Wednesday, September 28, 2011

Ebook Readers

Amazon just launched a new tablet computer to compete with the Barnes and Noble Nook Color and refreshed their line of e-ink Kindles, again competing with B&N's Nooks. The highlights are a new, lower price point for the readers and heavy integration with the Amazon cloud for the Fire - the new tablet.

B&N will be announcing a new Nook Color in time to compete for Christmas and there are rumors that Amazon will launch a better tablet early next year.

I've been doing most of my reading on electronic devices this year, using a Viewsonic G-Tablet and a Nook touch. The Nook is great for what it is. It is light. The battery lasts a long time.

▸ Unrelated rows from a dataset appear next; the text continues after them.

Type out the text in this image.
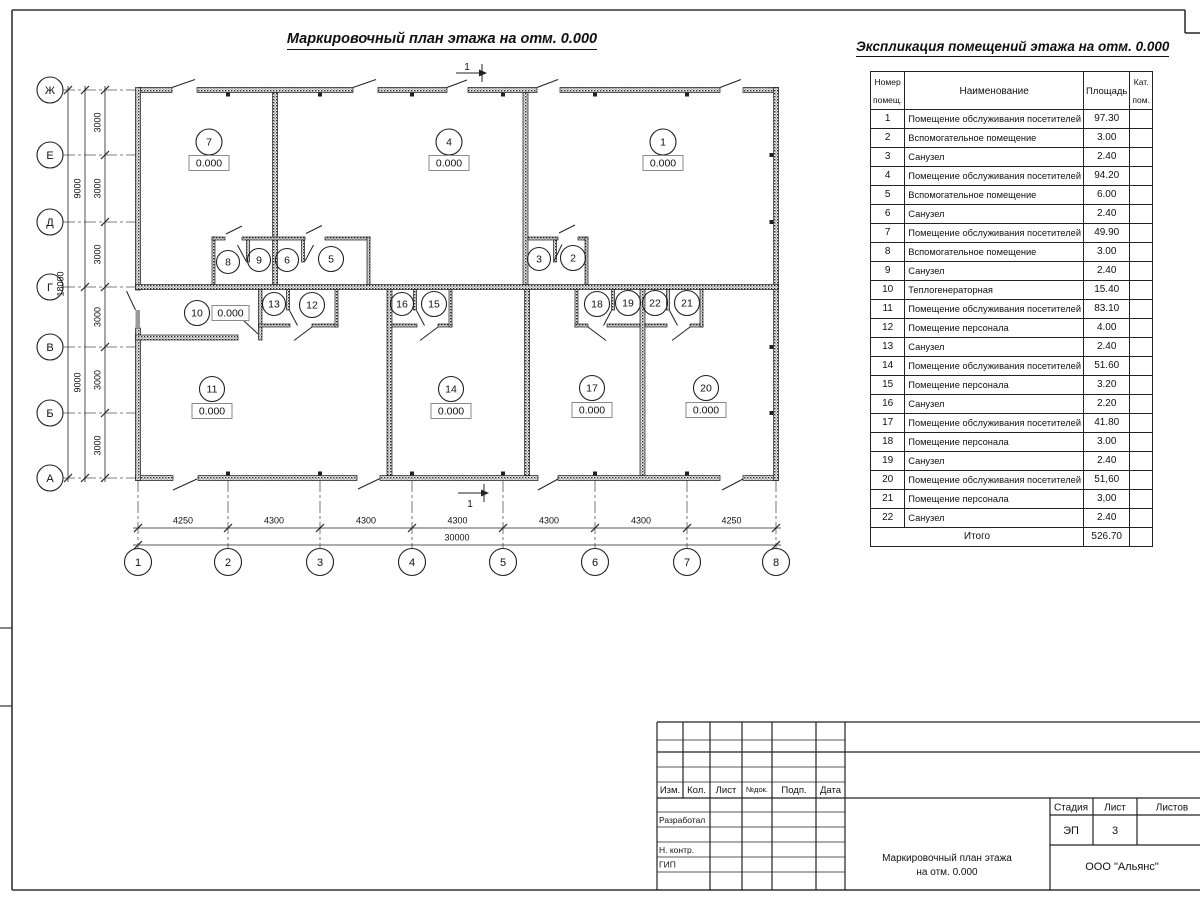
3000
3000
3000
3000
3000
3000
9000
9000
18000
4250	4300	4300	4300	4300	4300	4250
30000
Ж
Е
Д
Г
В
Б
А
1	2	3	4	5	6	7	8
1
1
7	4	1
8 9 6	5	3	2
10
13	12	16 15	18 19 22 21
11	14	17	20
0.000	0.000	0.000
0.000
0.000	0.000	0.000	0.000
Изм. Кол. Лист №док. Подп. Дата
Разработал
Н. контр.
ГИП
Маркировочный план этажа
на отм. 0.000
Стадия Лист	Листов
ЭП	3
ООО "Альянс"
Маркировочный план этажа на отм. 0.000	Экспликация помещений этажа на отм. 0.000
Номер помещ.	Наименование	Площадь	Кат. пом.
1	Помещение обслуживания посетителей	97.30	
2	Вспомогательное помещение	3.00	
3	Санузел	2.40	
4	Помещение обслуживания посетителей	94.20	
5	Вспомогательное помещение	6.00	
6	Санузел	2.40	
7	Помещение обслуживания посетителей	49.90	
8	Вспомогательное помещение	3.00	
9	Санузел	2.40	
10	Теплогенераторная	15.40	
11	Помещение обслуживания посетителей	83.10	
12	Помещение персонала	4.00	
13	Санузел	2.40	
14	Помещение обслуживания посетителей	51.60	
15	Помещение персонала	3.20	
16	Санузел	2.20	
17	Помещение обслуживания посетителей	41.80	
18	Помещение персонала	3.00	
19	Санузел	2.40	
20	Помещение обслуживания посетителей	51,60	
21	Помещение персонала	3,00	
22	Санузел	2.40	
Итого		526.70	
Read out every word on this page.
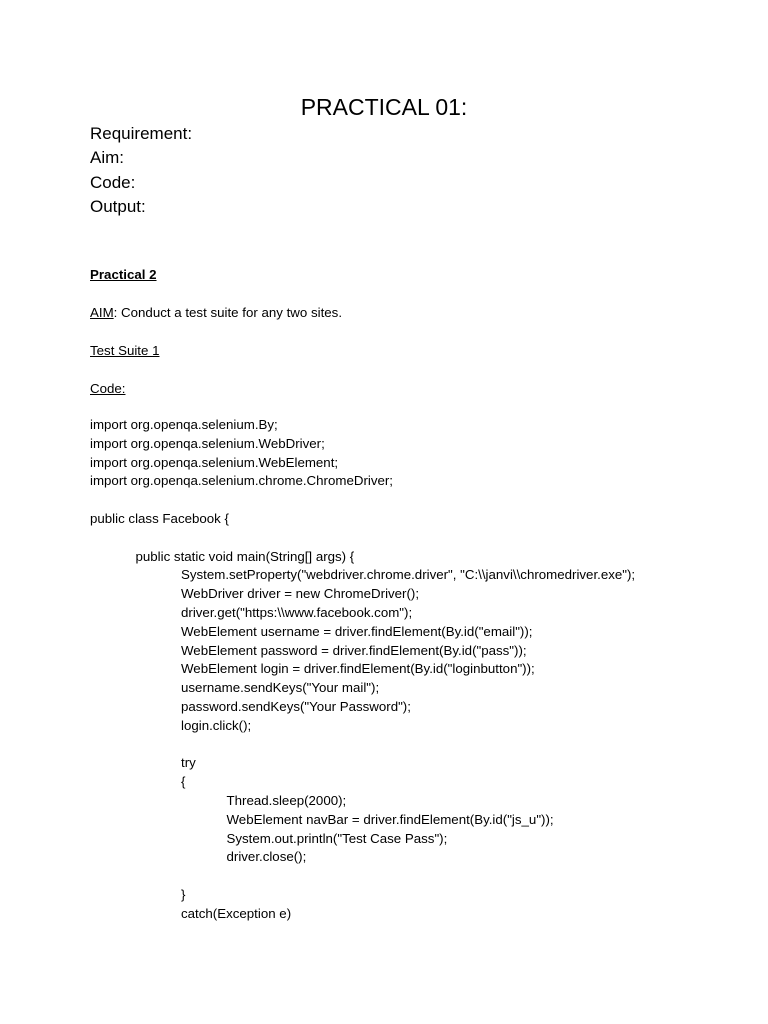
PRACTICAL 01:
Requirement:
Aim:
Code:
Output:
Practical 2
AIM: Conduct a test suite for any two sites.
Test Suite 1
Code:
import org.openqa.selenium.By;
import org.openqa.selenium.WebDriver;
import org.openqa.selenium.WebElement;
import org.openqa.selenium.chrome.ChromeDriver;
public class Facebook {
public static void main(String[] args) {
System.setProperty("webdriver.chrome.driver", "C:\\janvi\\chromedriver.exe");
WebDriver driver = new ChromeDriver();
driver.get("https:\\www.facebook.com");
WebElement username = driver.findElement(By.id("email"));
WebElement password = driver.findElement(By.id("pass"));
WebElement login = driver.findElement(By.id("loginbutton"));
username.sendKeys("Your mail");
password.sendKeys("Your Password");
login.click();
try
{
Thread.sleep(2000);
WebElement navBar = driver.findElement(By.id("js_u"));
System.out.println("Test Case Pass");
driver.close();
}
catch(Exception e)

I can carry dozens of books with me at once which was very useful while vacationing on a schooner with very limited space. It also works well in the sunlight.

But I've recently gone back to using the G-Tablet for my reading. At night it is easier to read a lit screen than a reflective one. I also like having to do fewer page turns. I tend to hold my book or tablet in my left hand. I can turn the page on the Nook by pushing a button on the left side (there is also a button for going back) but I have to press harder. On the tablet I can swipe right-to-left and turn the page. On either device I can also touch the right side of the page to advance.

There are drawbacks to the tablet. It weighs a lot more so I have to rest it on my leg. The battery life is measured in hours instead of days (or weeks) so I have to plan ahead so I don't end up wanting to read when it needs charged. Fortunately I can simply switch devices and keep reading.

The Nook app for Android has matured a lot in the last six months. Most of my complaints have been resolved. There are still a few issues. If I go from portrait to landscape and back it almost always goes back a page. If I leave the app and come back I have to reopen the book that I was reading.

The Nook Touch could use a few software improvements. Syncing between the devices does not always work. It knows what the current book I am reading is but it makes it difficult to switch between multiple books. The main screen is too busy trying to sell me new books and does not have a history. I have resolved this by having a shelf in my library for current books but that substitutes a manual process for something that should be automatic. The Kindle app does this.

But these are quibbles. With the cost of entry for ebooks dropping, this will keep growing as the preferred medium for reading.